Mitchell P M, Corrigan C M, Patel N A, Silverberg A J, Greenberg S E, Thakore R V, Obremskey W T, Ehrenfeld J M, Evans J M, Sethi M K
The Vanderbilt Orthopaedic Institute Center for Health Policy, Vanderbilt University, Suite 4200, South Tower, MCE, Nashville, TN, 37221, USA.
Eur J Trauma Emerg Surg. 2016 Feb;42(1):91-6. doi: 10.1007/s00068-015-0499-7. Epub 2015 Feb 24.
To evaluate the complications associated with anterior pelvic external fixation and the success of this device in maintaining reduction when used in conjunction with sacroiliac screws.
Through a retrospective clinical study at an academic Level I Trauma Center, 129 patients fit the criteria for inclusion with a mean duration of anterior pelvic external fixation of 62 days and mean follow-up of 360 days.
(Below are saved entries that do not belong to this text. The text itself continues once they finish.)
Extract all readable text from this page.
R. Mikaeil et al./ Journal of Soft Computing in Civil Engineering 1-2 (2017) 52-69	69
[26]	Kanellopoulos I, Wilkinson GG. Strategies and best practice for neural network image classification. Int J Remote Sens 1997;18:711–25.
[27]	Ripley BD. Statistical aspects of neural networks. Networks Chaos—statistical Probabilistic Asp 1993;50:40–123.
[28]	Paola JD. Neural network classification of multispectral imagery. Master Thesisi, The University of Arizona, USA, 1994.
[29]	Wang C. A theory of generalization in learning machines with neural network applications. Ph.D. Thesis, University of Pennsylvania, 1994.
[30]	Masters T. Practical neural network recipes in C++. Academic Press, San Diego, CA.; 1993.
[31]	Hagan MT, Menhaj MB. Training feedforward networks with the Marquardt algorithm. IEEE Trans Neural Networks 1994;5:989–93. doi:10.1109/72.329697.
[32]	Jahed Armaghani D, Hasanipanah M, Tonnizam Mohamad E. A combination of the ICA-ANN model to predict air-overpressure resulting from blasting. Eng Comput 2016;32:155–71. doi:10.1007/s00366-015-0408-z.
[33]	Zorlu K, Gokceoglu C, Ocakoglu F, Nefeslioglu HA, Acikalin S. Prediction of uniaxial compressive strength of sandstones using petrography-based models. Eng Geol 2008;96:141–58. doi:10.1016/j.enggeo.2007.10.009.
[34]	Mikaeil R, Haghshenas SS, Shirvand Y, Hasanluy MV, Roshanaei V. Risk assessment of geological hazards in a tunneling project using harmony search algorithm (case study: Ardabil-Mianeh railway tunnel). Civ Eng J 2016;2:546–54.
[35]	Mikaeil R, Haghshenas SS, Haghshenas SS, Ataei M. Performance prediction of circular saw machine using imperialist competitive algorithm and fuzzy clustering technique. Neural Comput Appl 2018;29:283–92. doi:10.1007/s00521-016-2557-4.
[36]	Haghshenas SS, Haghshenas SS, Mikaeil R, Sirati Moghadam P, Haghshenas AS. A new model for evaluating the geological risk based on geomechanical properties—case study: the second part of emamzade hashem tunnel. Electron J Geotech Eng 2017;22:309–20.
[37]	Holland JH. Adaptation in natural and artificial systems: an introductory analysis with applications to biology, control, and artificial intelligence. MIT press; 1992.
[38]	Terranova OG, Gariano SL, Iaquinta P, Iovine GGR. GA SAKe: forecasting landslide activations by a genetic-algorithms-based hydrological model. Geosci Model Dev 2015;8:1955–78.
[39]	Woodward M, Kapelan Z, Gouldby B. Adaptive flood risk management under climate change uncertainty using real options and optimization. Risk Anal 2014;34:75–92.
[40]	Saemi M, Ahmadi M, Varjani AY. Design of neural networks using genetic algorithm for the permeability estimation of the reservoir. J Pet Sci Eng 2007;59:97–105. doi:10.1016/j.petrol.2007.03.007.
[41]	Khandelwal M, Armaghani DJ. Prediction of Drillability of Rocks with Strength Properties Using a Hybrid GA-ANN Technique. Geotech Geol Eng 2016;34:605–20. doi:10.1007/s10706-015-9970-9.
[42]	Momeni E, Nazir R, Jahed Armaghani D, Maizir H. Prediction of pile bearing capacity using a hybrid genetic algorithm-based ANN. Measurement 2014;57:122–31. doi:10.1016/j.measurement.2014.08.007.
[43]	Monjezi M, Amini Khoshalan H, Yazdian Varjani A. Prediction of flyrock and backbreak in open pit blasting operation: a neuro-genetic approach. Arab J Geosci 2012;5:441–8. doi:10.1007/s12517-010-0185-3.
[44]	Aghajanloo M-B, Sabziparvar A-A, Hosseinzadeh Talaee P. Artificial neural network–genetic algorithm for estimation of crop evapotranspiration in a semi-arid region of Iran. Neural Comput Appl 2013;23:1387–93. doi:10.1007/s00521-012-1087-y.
Charts were reviewed for complications postoperatively. The symphysis diastasis, vertical displacement and posterior displacement of each hemipelvis were quantified from pelvic radiographs.
Of the 129 patients receiving anterior pelvic external fixation, 14 (10.9 %) presented to an emergency department for problems with their anterior pelvic external fixation. Of these 14 patients, 7 (5.4 %) required readmission, all for infectious concerns necessitating IV antibiotics. 6 (4.7 %) required formal operative debridement and device removal. 13 patients (10.1 %) had superficial pin site infections successfully treated with oral antibiotics. Reduction was maintained (rated as fair, good or excellent) in all patients with radiographic follow-up (n = 74, average radiographic follow-up of 216 days) following removal of their anterior pelvic external fixation. 38 patients (30.4 %) had their anterior pelvic external fixation removed in clinic, while 87 (69.6 %) had formal removal in the operating room.
While previous data suggest high complication rates in definitive anterior pelvic external fixation, we present the largest cohort of patients receiving anterior pelvic external fixation and sacroiliac screws, demonstrating a low complication rate while maintaining reduction of the pelvic ring. In addition, we found that these devices could be reliably removed in a clinic setting.
评估骨盆前路外固定相关并发症,以及该装置与骶髂螺钉联合使用时维持复位的成功率。
通过在一级学术创伤中心进行的回顾性临床研究,129例患者符合纳入标准,骨盆前路外固定平均持续时间为62天,平均随访360天。查阅病历以了解术后并发症情况。从骨盆X线片上对耻骨联合分离、各半骨盆的垂直移位和后移位进行量化。
在129例接受骨盆前路外固定的患者中,14例(10.9%)因骨盆前路外固定问题到急诊科就诊。在这14例患者中,7例(5.4%)需要再次入院,均因感染问题需要静脉使用抗生素。6例(4.7%)需要进行正式的手术清创和取出固定装置。13例患者(10.1%)发生浅表针道感染,经口服抗生素成功治疗。在所有接受X线随访的患者(n = 74,平均X线随访216天)中,去除骨盆前路外固定后复位得以维持(评定为一般、良好或优秀)。38例患者(30.4%)在门诊取出骨盆前路外固定,而87例(69.6%)在手术室进行正式取出。
虽然先前的数据表明确定性骨盆前路外固定的并发症发生率较高,但我们展示了接受骨盆前路外固定和骶髂螺钉的最大患者队列,显示出低并发症发生率,同时维持骨盆环复位。此外,我们发现这些装置可以在门诊环境中可靠地取出。